Quello che è capitato a Justine Sacco nel dicembre del 2013 merita di essere studiato.

Immaginate di stare per prendere l’aereo: vi aspetta un viaggio di parecchie ore, prima di spegnere il telefono scrivete un tweet.

Un tweet non particolarmente di buon gusto, fraintendibile, ma in fondo è solo un tweet. 

Atterrate e scoprite che siete stati licenziati. 

Per colpa del vostro tweet. 

È successo a Justine Sacco. 

Il tweet di Justine Sacco

“Going to Africa. Hope I don’t get Aids. Just kidding. I’m white!”

“Sto andando in Africa. Spero di non prendere l’Aids. Sto scherzando. Io sono bianca!”

Il tweet capita sotto gli occhi di un giornalista, Sam Biddle, che lo condivide con i suoi follower (che ora sono quasi 50000).

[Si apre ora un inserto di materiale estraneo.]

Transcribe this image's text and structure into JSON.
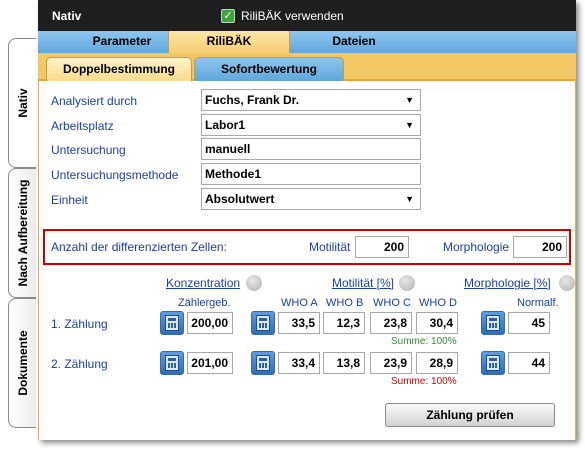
{
  "side_tabs": [
    {
      "label": "Nativ"
    },
    {
      "label": "Nach Aufbereitung"
    },
    {
      "label": "Dokumente"
    }
  ],
  "window": {
    "title": "Nativ",
    "rilibaek_label": "RiliBÄK verwenden",
    "rilibaek_checked": true
  },
  "tabs": [
    {
      "label": "Parameter"
    },
    {
      "label": "RiliBÄK"
    },
    {
      "label": "Dateien"
    }
  ],
  "subtabs": [
    {
      "label": "Doppelbestimmung"
    },
    {
      "label": "Sofortbewertung"
    }
  ],
  "form": {
    "analysiert_label": "Analysiert durch",
    "analysiert_value": "Fuchs, Frank Dr.",
    "arbeitsplatz_label": "Arbeitsplatz",
    "arbeitsplatz_value": "Labor1",
    "untersuchung_label": "Untersuchung",
    "untersuchung_value": "manuell",
    "methode_label": "Untersuchungsmethode",
    "methode_value": "Methode1",
    "einheit_label": "Einheit",
    "einheit_value": "Absolutwert"
  },
  "diff": {
    "label": "Anzahl der differenzierten Zellen:",
    "motilitaet_label": "Motilität",
    "motilitaet_value": "200",
    "morphologie_label": "Morphologie",
    "morphologie_value": "200"
  },
  "counts": {
    "konz_header": "Konzentration",
    "motil_header": "Motilität [%]",
    "morph_header": "Morphologie [%]",
    "zaehlergeb": "Zählergeb.",
    "who_a": "WHO A",
    "who_b": "WHO B",
    "who_c": "WHO C",
    "who_d": "WHO  D",
    "normalf": "Normalf.",
    "row1": {
      "label": "1. Zählung",
      "konz": "200,00",
      "a": "33,5",
      "b": "12,3",
      "c": "23,8",
      "d": "30,4",
      "sum": "Summe: 100%",
      "norm": "45"
    },
    "row2": {
      "label": "2. Zählung",
      "konz": "201,00",
      "a": "33,4",
      "b": "13,8",
      "c": "23,9",
      "d": "28,9",
      "sum": "Summe: 100%",
      "norm": "44"
    }
  },
  "button": {
    "label": "Zählung prüfen"
  },
  "colors": {
    "sum_ok": "#2e8b2e",
    "sum_bad": "#d10000",
    "label_blue": "#1a3fa6"
  }
}
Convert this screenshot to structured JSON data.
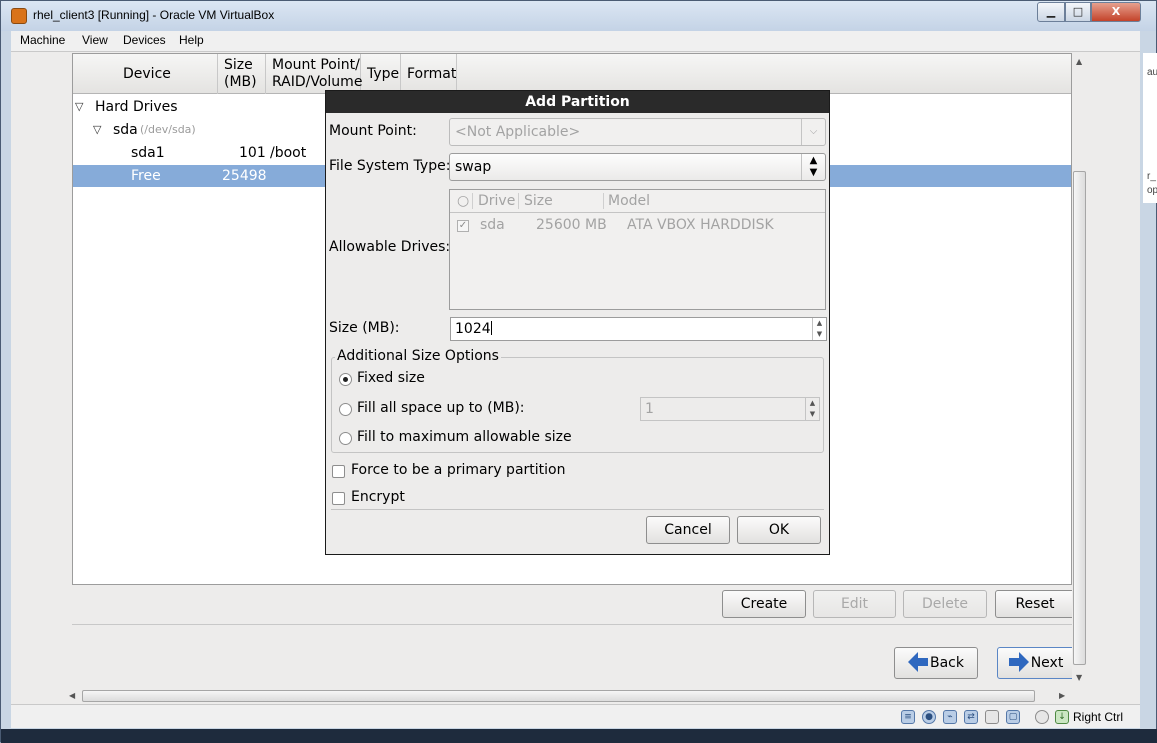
{
  "window": {
    "title": "rhel_client3 [Running] - Oracle VM VirtualBox",
    "minimize": "▁",
    "maximize": "□",
    "close": "X"
  },
  "menu": [
    "Machine",
    "View",
    "Devices",
    "Help"
  ],
  "table": {
    "headers": {
      "device": "Device",
      "size_line1": "Size",
      "size_line2": "(MB)",
      "mount_line1": "Mount Point/",
      "mount_line2": "RAID/Volume",
      "type": "Type",
      "format": "Format"
    },
    "rows": [
      {
        "expander": "▽",
        "device": "Hard Drives",
        "size": "",
        "mount": ""
      },
      {
        "expander": "▽",
        "device": "sda",
        "path": "(/dev/sda)",
        "size": "",
        "mount": ""
      },
      {
        "expander": "",
        "device": "sda1",
        "size": "101",
        "mount": "/boot"
      },
      {
        "expander": "",
        "device": "Free",
        "size": "25498",
        "mount": ""
      }
    ]
  },
  "actions": {
    "create": "Create",
    "edit": "Edit",
    "delete": "Delete",
    "reset": "Reset",
    "back": "Back",
    "next": "Next"
  },
  "dialog": {
    "title": "Add Partition",
    "mount_point_label": "Mount Point:",
    "mount_point_value": "<Not Applicable>",
    "fs_type_label": "File System Type:",
    "fs_type_value": "swap",
    "allowable_drives_label": "Allowable Drives:",
    "drives_headers": [
      "Drive",
      "Size",
      "Model"
    ],
    "drives": [
      {
        "checked": true,
        "drive": "sda",
        "size": "25600 MB",
        "model": "ATA VBOX HARDDISK"
      }
    ],
    "size_label": "Size (MB):",
    "size_value": "1024",
    "additional_options_legend": "Additional Size Options",
    "options": {
      "fixed": "Fixed size",
      "fill_up_to": "Fill all space up to (MB):",
      "fill_up_to_value": "1",
      "fill_max": "Fill to maximum allowable size",
      "selected": "fixed"
    },
    "force_primary": "Force to be a primary partition",
    "encrypt": "Encrypt",
    "cancel": "Cancel",
    "ok": "OK"
  },
  "statusbar": {
    "right_ctrl": "Right Ctrl"
  },
  "outside_text": [
    "au",
    "r_",
    "op"
  ]
}
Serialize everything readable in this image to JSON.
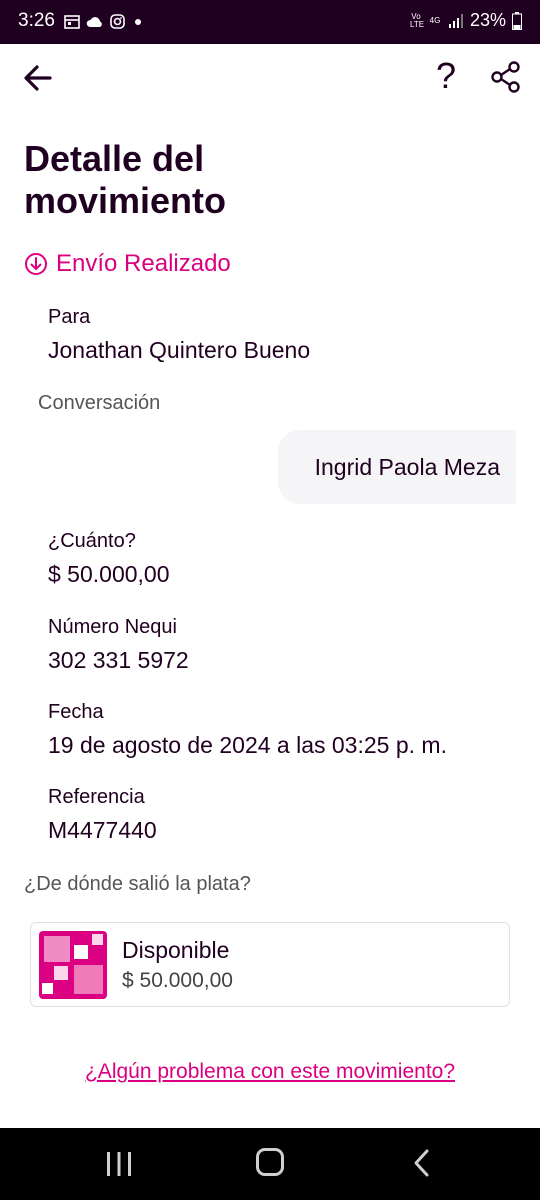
{
  "status_bar": {
    "time": "3:26",
    "network_top": "Vo LTE",
    "network_mid": "4G",
    "battery": "23%"
  },
  "header": {
    "help_label": "?",
    "title": "Detalle del movimiento"
  },
  "status": {
    "label": "Envío Realizado",
    "color": "#da0081"
  },
  "details": {
    "para_label": "Para",
    "para_value": "Jonathan Quintero Bueno",
    "conversation_label": "Conversación",
    "conversation_message": "Ingrid Paola Meza",
    "cuanto_label": "¿Cuánto?",
    "cuanto_value": "$ 50.000,00",
    "numero_label": "Número Nequi",
    "numero_value": "302 331 5972",
    "fecha_label": "Fecha",
    "fecha_value": "19 de agosto de 2024 a las 03:25 p. m.",
    "referencia_label": "Referencia",
    "referencia_value": "M4477440"
  },
  "source": {
    "label": "¿De dónde salió la plata?",
    "account_name": "Disponible",
    "account_amount": "$ 50.000,00"
  },
  "problem_link": "¿Algún problema con este movimiento?",
  "colors": {
    "brand": "#da0081",
    "dark": "#200020"
  }
}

Il messaggio diventa virale in pochissimo tempo, migliaia di condivisioni e di commenti di insulti che Justine non può leggere. Perché è ancora in volo.

Per capirci il New York Times definirà l’account twitter di Justine un ‘horror show’.

Justine scoprirà all’arrivo, grazie all’amica Hannah, che il suo tweet non è passato inosservato. “Sei il trend numero uno al mondo su Twitter, in questo momento” le dice l’amica. 

La società per cui lavora come capo delle pubbliche relazioni alle IAC, una grande compagnia americana che tra le altre cose possiede giornali come The Daily Beast e siti come Tinder, si è affrettata a rilasciare una comunicazione in cui dice che il tweet è vergognoso e che avrebbero preso provvedimenti. 

Licenziata. 

Consapevolezza

Al momento del tweet, Justine aveva 200 follower. Quando ha pubblicato il tweet incriminato nessuno ha risposto, lasciandola forse pure un po’ delusa. 

Nel giro di meno di 12 ore aveva perso tutto. Persino la sua famiglia l’ha rimproverata dicendole che quelli non erano i valori con cui l’avevano cresciuta.

Justine ha dovuto accorciare la sua vacanza in Sudafrica perché i dipendenti dell’albergo in cui alloggiava minacciavano di fare sciopero e nessuno poteva garantire per la sua incolumità. 

Ma il problema ovviamente non era solo la vacanza in Sudafrica o il lavoro. 

Identità

“Hanno preso il mio nome e la mia fotografia e hanno creato questa Justine Sacco, che però non sono io, e l’hanno etichettata come razzista. Ho paura che se domani perdessi la memoria per un incidente d’auto, e cercassi il mio nome su Google, quella diventerebbe la mia realtà”.

Justine Sacco a Jon Ronson, autore di I giustizieri della rete.

Il problema è esattamente qui: siamo quello che twittiamo, quello che fotografiamo, quello che rendiamo pubblico.

Justine dice che non è razzista ed è sicuramente vero, ma non si può non tenere conto della percezione che di noi hanno gli altri. Che diventa parte della nostra identità. 

Non importa che gli altri si sbaglino, che abbiano frainteso, che non abbiano capito.

A distanza di anni, questi sono i risultati con la ricerca per immagini inserendo “Justine Sacco” su Google.

Questo non ci salva da una folla inferocita che ci ritiene colpevoli, tanto più su internet dove si possono dire cose terribili senza pagarne le conseguenze (sempre che non ti capiti di essere la Justine Sacco di turno).

E gli inferociti di internet, i Giustizieri della Rete di cui parla Ronson, sono ben intenzionati a farla pagare.

In questo caso non è morto nessuno, ma non tutti sono forti come Justine, c’è chi, per molto meno, tenta il suicidio e, purtroppo, a volte ci riesce. Justine si è portata a casa un brutto trauma, uno sfregio alla sua identità.

Ha speso molte energie e molte lacrime prima di riprendersi. Solo oggi, a cinque anni di distanza, ha riavuto il suo amatissimo lavoro per IAC. Il Ceo di IAC afferma che i suoi risultati parlano per lei e quindi l’ha rivoluta indietro.

La domanda che ci si deve fare quando si posta un qualsiasi contenuto in rete è “Sono pronto a pagarne le conseguenze? Anche se venissi frainteso? Chi c’è là fuori in ascolto?”